Unfortunately, beyond never experiencing the precise sorts of hallucinations that convince people their belief in a particular religion is true (I had
different "religious experiences" that were unfortunately entirely too identifiable as hallucinations to convince myself otherwise), I, as mentioned, grew up in an area that is pretty much blanket christian and very, very vocal about it. Three churches in a two caution light town, that sort of thing. I've pretty much never actually, in person, seen the church or the faith produce something that wasn't toxic to some degree. I've met wonderful people whose love and light turned their faith into something that was positive -- some of the best folks I've ever met were religious of some sort -- but generally religion just seems to produce nastiness after nastiness. Comfort for the folks that are immediately involved (which, to be fair, is a certain sort of virtue), but gods help you if you're not.
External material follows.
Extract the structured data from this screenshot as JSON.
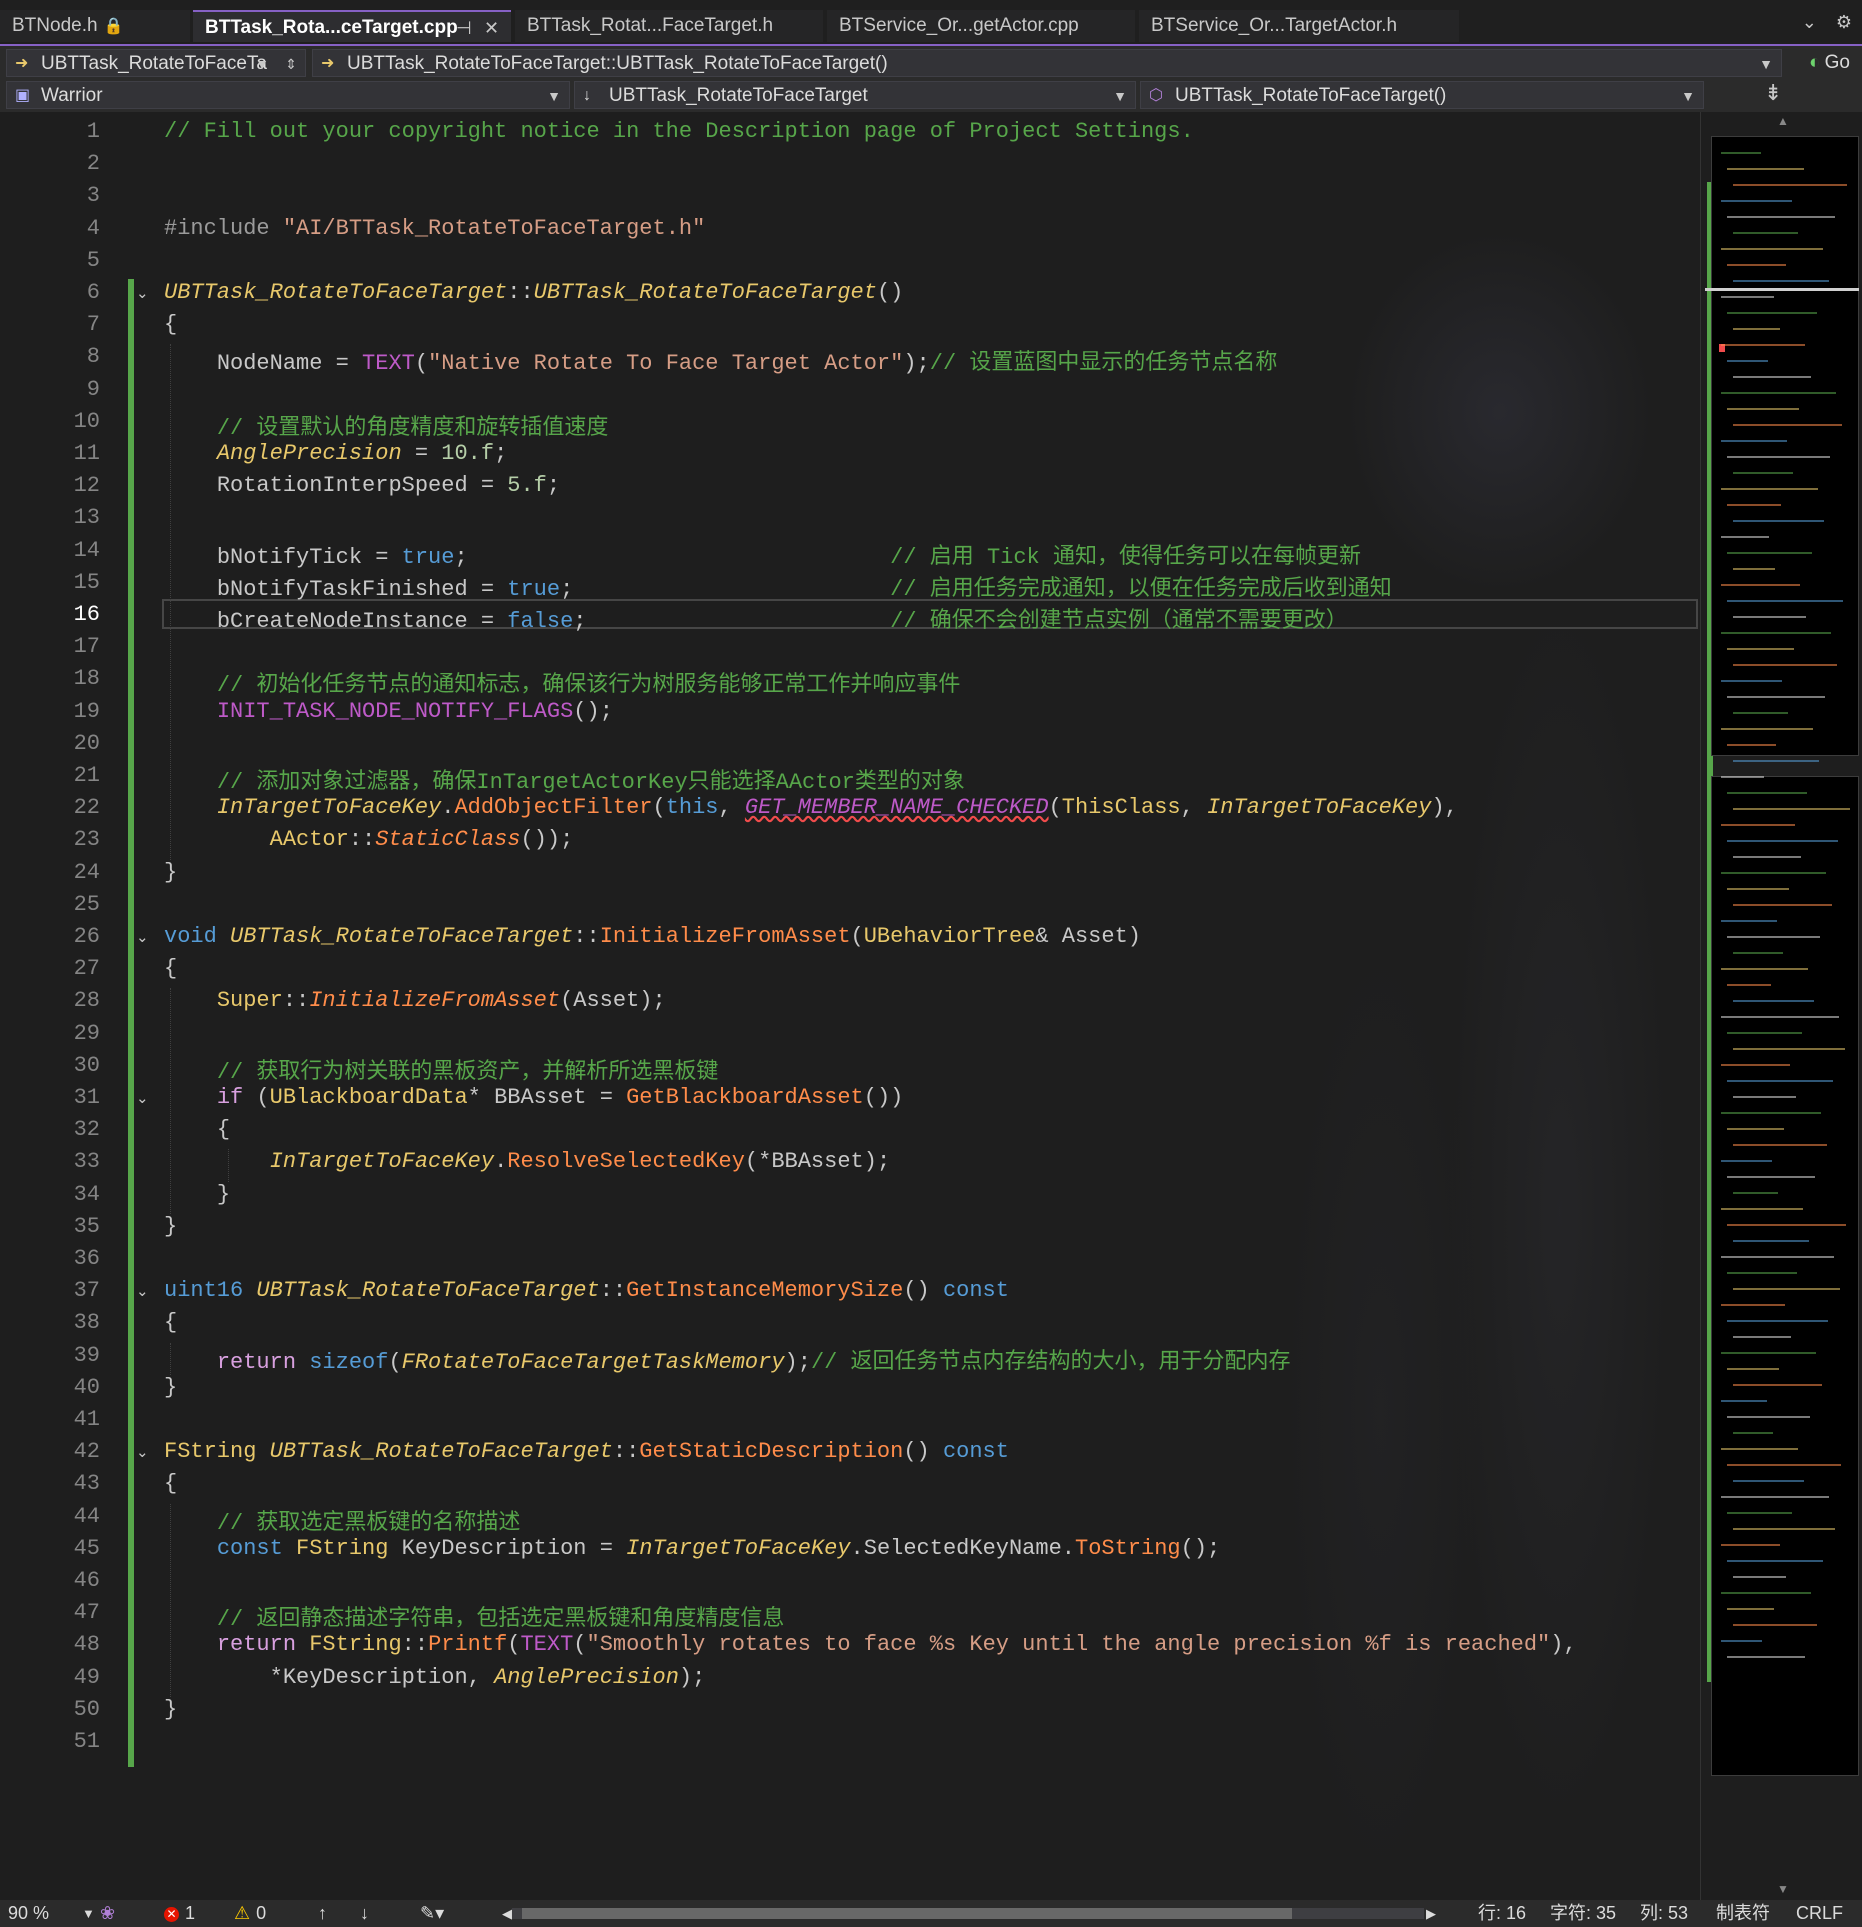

That's where the irreligious comes from -- I've reached the point I'm fairly convinced that organized religion is a net negative. Individual faith of whatever sort I'm pretty okay with, but the organized sort just seems to consistently cause problems. Worst bit to me is that some of the worst problems always seem to be regarding following the religion itself -- few things seem as capable of leading a person to violate the tenants of their religion as a priest and congregation. For living in an area that preaches love as one of the highest tenants of their belief, I have seen a
lot of hate in my lifetime
Combined with the lack of any explicitly identifiable effect on the world, I got turned off pretty hard, and it eventually reached the point where consideration of the question of divinity has pretty much no meaning to me beyond idle amusement (which isn't necessarily a bad thing,
per se. Idle amusement is good.). That's the apatheism -- I don't think the question of whether there's a god or not actually matters. The answer is irrelevant; the world changes naught one bit whether there is or isn't one, insofar as I've been able to tell. If you want to get me to care enough to really fall into a theist/atheist camp, you'd have to convince me it
matters, that the existence or non-existence of a god actually has an effect on the world I observe. As it is, it's fun to talk about, but that's about it.
Doesn't help that the natures ascribed to the divine are generally pretty nasty themselves. I'm arguably happier with it not mattering than I would be if it did, heh.